LOS ANGELES - The United States added more than 1 million coronavirus cases in the first five days of December, as the country continues to hit record averages for virus cases and deaths.
According to the COVID Tracking Project, there were 13,515,360 confirmed cases on Dec., 1 and 14,717,065 on Dec. 7.
The grim milestone follows a record breaking 1 million new confirmed coronavirus cases added in the first 10 days of November.
In total, the nation added more than 4 million new cases last month alone, more than double the 1.8 million cases reported in the month of October, according to data from Johns Hopkins University.
Deaths from the disease have also soared to more than 2,200 a day on average, matching the peak reached in April.
Cases per day have eclipsed 200,000 on average for the first time on record, with the crisis likely to get worse because of the fallout from gatherings at Thanksgiving, Christmas and New Year’s.
Dr. Michael Ryan, the World Health Organization’s chief of emergencies, says: “The epidemic in the U.S. is punishing. It’s widespread. It’s quite frankly shocking to see one to two persons a minute die in the U.S. -- a country with a wonderful, strong health system, amazing technological capacities.”
The Park County Health Department performs COVID-19 test using the Abbot BinaxNOW rapid test at the Fairgrounds on December 7, 2020 in Livingston, Montana.

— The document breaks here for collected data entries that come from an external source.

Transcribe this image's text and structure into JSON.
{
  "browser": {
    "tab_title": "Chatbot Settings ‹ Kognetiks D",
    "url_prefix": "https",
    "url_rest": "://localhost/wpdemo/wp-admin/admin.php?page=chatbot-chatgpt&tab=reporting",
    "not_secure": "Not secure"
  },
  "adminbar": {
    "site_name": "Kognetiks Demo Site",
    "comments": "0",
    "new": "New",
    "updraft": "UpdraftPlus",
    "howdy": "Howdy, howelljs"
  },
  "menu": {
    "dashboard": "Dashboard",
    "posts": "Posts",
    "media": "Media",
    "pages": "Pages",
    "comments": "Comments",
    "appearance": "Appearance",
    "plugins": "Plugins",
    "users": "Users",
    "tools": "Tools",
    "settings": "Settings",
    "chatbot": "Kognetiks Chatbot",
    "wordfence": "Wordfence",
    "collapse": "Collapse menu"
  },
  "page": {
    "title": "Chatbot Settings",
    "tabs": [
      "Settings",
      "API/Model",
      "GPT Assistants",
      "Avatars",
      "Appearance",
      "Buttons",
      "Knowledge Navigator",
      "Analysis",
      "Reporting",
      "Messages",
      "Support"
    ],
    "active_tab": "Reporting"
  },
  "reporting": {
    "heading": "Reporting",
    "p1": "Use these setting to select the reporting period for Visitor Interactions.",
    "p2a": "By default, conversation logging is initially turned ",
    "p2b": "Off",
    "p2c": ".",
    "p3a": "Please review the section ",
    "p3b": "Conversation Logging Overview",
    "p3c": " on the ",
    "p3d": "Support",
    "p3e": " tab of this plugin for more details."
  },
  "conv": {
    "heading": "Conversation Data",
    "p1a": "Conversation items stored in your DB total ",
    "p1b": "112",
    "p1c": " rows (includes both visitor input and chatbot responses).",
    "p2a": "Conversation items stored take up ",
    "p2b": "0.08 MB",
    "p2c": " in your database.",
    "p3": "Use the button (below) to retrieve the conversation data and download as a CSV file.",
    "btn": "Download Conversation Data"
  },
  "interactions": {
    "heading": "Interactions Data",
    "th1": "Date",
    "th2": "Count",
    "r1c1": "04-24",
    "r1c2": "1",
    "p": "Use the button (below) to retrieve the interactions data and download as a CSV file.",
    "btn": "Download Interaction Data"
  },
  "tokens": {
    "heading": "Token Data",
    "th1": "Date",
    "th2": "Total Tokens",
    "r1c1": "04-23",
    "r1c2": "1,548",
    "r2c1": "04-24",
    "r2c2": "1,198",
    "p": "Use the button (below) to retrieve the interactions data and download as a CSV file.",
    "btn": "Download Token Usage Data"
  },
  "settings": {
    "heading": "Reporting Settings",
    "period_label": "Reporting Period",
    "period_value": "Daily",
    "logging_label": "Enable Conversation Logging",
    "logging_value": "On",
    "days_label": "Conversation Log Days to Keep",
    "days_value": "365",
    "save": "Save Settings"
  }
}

The WHO's Ryan said that the U.S. is accounting for one-third of all world cases over the last several weeks and that the “brutal reality” is that holiday hugs are ill-advised.
The coronavirus has caused more than 284,000 confirmed deaths and nearly 15 million confirmed infections in the United States.
Meanwhile, Pfizer’s COVID-19 vaccine moves closer to getting approval by U.S. regulators.
A panel of Food and Drug Administration advisers will meet on Thursday to decide whether to recommend vaccinating millions of Americans with the Pfizer formula.
The FDA recently released its first scientific evaluation of Pfizer’s COVID-19 vaccine and confirmed it offers strong protection, setting the stage for the government to green-light the biggest vaccination effort in the nation’s history.
Britain on Tuesday began vaccinations with the shot made by Pfizer and German partner BioNTech. The FDA later this month will consider one developed by Moderna. Also Tuesday, a medical journal published early data suggesting a third shot, AstraZeneca's, also protects people, though not as much as the U.S. frontrunners.
The vaccines emerged from an all-out worldwide race and are reaching the market less than a year after the virus was even identified — a remarkable scientific achievement that shaved years off the usual process.
The encouraging developments comes as the coronavirus continues surging across much of the world. The scourge has claimed more than 1.5 million lives.
The Associated Press contributed to this story.